"Lunch at the Algonquin" is a new book by Kim Goldsworthy. A novelette of historical fiction, the book re-creates a dialogue between the group of writers known as "The Algonquin Round Table" or "The Vicious Circle," featuring Dorothy Parker and Robert Benchley.
The author, Mr. Kim Goldsworthy of Rosemead, California, describes his historical fiction novelette as a re-creation of a one-hour luncheon attended by the famous Algonquin Wits of The Roaring Twenties or The Jazz Age. Specifically, the dialogue features the wit and sarcasm of Dorothy Parker (writer/screenwriter), Robert Benchley (writer/actor), Harold Ross (editor and founder of "The New Yorker" magazine), George S. Kaufman (Pulitzer Prize-winning playwright), and Marc Connelly (Pulitzer Prize-winning playwright), and others.
Like a fly-on-the-wall, the book records a typical conversation of this group as they eat lunch in the Algonquin Hotel in mid-town Manhattan, one afternoon in 1921, as they gab about the hot issues of the day: Prohibition; women's rights; radio; film; the Red Scare; the Sacco-Vanzetti trial of the century. They likewise converse about the little things, like pets, the theater, and what to do this weekend. In between bites, they spit their venom on each other as they toss off their insults and sexual innuendos between puns, word-play, literary allusions, and quotable quotes.

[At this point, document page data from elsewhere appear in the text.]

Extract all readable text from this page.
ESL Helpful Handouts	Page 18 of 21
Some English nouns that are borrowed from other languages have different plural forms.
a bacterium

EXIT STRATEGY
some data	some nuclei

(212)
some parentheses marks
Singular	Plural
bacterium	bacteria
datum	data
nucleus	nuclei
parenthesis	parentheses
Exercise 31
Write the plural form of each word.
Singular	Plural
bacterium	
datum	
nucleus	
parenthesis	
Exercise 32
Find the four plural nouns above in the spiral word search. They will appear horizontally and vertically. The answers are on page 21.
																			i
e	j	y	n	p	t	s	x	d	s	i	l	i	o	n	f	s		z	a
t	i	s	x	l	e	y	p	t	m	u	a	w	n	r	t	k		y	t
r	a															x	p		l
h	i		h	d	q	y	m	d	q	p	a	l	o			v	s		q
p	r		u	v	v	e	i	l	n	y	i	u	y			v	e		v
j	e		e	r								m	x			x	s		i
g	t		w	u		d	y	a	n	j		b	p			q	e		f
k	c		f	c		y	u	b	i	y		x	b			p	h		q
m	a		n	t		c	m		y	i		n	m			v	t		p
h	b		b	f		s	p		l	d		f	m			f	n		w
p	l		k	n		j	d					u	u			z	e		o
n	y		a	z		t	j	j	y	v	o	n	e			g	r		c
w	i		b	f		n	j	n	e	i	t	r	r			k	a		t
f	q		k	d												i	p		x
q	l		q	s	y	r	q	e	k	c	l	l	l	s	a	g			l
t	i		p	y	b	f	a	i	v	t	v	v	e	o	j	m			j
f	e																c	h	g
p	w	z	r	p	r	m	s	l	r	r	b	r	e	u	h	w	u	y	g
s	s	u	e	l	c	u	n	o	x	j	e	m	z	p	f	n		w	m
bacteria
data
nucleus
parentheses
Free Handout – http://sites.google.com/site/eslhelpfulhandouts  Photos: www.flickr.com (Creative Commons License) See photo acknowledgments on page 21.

The author has included historical background to allow the reader to pick up the vibration of post-World War I America as expressed by the most literate New Yorkers living through the Jazz Age. For example, the newest interests of the early 1920s were mainly: the spread of the deadly Spanish flu epidemic; the spreading of jazz music; the propagation of radio as a consumer good; and the two newest Amendments to the U.S. Constitution concerning the right to vote ("women's suffrage") and the banning of alcoholic beverages ("Prohibition").
Popular interest in the Roaring Twenties and The Jazz Age is peaking right now, thanks to recent television shows like HBO's "Boardwalk Empire" and the Ken Burns documentary "Prohibition" which debuted on PBS.